The authors of the studies also decried the fact that there has not been enough high-quality research to produce conclusive evidence of the benefits or harms of cannabis for pain or PTSD.

There’s no way to come to conclusions based on the few studies currently available. But “several ongoing studies may soon provide important results,” the authors of the study wrote.

“The current studies highlight the real and urgent need for high-quality clinical trials in both of these areas,” Patel told Business Insider. “If cannabis is being considered for medical use, it should certainly be, after all, well-established treatments have failed.”

Earlier this year, the National Academy of Sciences released a report saying there is “conclusive” or “substantial scientific evidence” that marijuana is effective for treating chronic pain, calming muscle spasms caused by multiple sclerosis and easing nausea from chemotherapy.

Last May VA Secretary David Shulkin said at the White House that he was open to learning from any evidence that marijuana could be used as treatment, and that “there may be some evidence that this is beginning to be helpful.”

“And we’re interested in looking at that and learning from that,” Shulkin said. “But until the time that federal law changes, we are not able to be able to prescribe medical marijuana for conditions that may be helpful”
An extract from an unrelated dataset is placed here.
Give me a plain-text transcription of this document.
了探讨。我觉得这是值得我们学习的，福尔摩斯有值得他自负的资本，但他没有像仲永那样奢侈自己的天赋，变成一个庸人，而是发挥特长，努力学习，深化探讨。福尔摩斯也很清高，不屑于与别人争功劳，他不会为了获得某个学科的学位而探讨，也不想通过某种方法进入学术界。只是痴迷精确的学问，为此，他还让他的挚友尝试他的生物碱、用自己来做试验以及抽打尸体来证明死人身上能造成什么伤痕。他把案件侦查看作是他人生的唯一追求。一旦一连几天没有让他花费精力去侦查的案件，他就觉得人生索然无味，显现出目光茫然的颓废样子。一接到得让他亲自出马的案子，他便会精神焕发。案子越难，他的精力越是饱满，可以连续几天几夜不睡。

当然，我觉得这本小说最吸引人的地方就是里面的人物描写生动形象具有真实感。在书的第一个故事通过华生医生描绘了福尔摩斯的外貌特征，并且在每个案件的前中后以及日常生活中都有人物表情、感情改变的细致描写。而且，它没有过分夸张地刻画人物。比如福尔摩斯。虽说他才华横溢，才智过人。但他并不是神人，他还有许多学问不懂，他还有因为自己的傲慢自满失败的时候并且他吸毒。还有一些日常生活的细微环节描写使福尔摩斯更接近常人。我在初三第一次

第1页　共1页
Although the VA commissioned the two studies, published in Annals of Internal Medicine, Curt Cashour, press secretary for the Department of Veterans Affairs, declined to make the lead study authors available for comment on their research, according to Business Insider.

Deputy director of NORML, Paul Armentano said the recent review findings are consistent with “anecdotal reports of patients, many of whom are seeking a safer alternative to the use of deadly opioids. And it is inconsistent with the federal government’s classification of the marijuana plant as a schedule I controlled substance with ‘no currently accepted medical use in treatment in the United States.’”

It is precisely the DEA’s intransigent and patently ludicrous labeling of cannabis as a dangerous drug that is hampering the scientific research that is sorely needed to convince the government what millions already know.